Southern Sinfonia, led by Simon Chalk, is reputed to be the leading professional chamber orchestra in the south. Little wonder then, after the vault had carried away the echo of the final sublime ‘... quia pius es.’ (Thou art merciful) to a place of silence, the audience rose to their feet.
The Long Day Closes
Saturday 26 October 20197.30pm | Prior Park Chapel, Bath
Josef Rheinberger’s double-choir a cappella Cantus Missae (1878), around which our autumn programme is shaped, was composed 15 years after Prior Park Chapel was built. In harking back to late-Renaissance splendour – the mass with its joyful, lyrical antiphony, the chapel with an acoustic that resonates through its soaring arches – they belong to each other perfectly. The mass is one of conductor Nigel Perrin’s favourite works, although it is not Rheinberger’s best known: that honour falls to Abendlied (Evening Song) which forms the theme for the rest of this evening’s collage of beautiful choral music.

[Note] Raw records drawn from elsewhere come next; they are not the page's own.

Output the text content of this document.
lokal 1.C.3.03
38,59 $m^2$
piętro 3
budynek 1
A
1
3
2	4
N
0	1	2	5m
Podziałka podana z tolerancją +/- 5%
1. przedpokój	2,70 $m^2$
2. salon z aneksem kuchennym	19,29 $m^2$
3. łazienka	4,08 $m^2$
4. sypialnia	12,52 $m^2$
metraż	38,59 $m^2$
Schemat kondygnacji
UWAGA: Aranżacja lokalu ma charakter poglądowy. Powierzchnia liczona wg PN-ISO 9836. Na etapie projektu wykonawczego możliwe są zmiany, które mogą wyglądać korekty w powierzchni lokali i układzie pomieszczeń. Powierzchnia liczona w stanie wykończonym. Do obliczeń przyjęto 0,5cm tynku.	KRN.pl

Inspired by the going down of the day – both literal and metaphorical – the programme moves from a Renaissance compline to Sullivan’s emotive The Long Day Closes, via Gibbons, Pearsall, Rachmaninov and contemporary favourite Ola Gjeilo. Adding a layer of improvisation over several of the songs, saxophonist Katie Bunney (Bath Young Musician 2018) will complete our ethereal sound-world.
Katie Bunney saxophone
Marcus Sealy keyboard
Nigel Perrin conductor
Review by David Roberts:
Bath Bach Choir warmed the hearts of many as the depth of their voices echoed between the columns of Prior Park College Chapel. An impressive, dispersed and articulate programme of music, featuring works by Sullivan, Pearsall, Gjeilo, Morales and Rheinberger allowed one of our city’s finest choirs to stun a receptive audience.
This choir succeeds in the pure quality of its ladies voices supported by what is an exceptionally rich male tone, creating an ethereal sound. A truly spectacular evening led by the buoyant and expressive conducting of Nigel Perrin, complemented by the simplicity of Katie Bunney’s improvisation, enabled the choir to showcase refined diction, phrasing, blend and dynamic contrast. Perrin’s contemplative and poignant programming ensured time and space met at the close of the day.
Carols by Candlelight 2019
18 December 20197.30pm | St Michael’s Without, Bath
19 & 20 December 2019
7.30pm | The Pump Room, Bath
Bath Bach Choir’s much-loved annual entertainment, marking the true start of Christmas in Bath, includes seasonal songs, a touch of jazz, young virtuoso musicians, local children’s choirs and conductor Nigel Perrin’s audience-rousing repartee.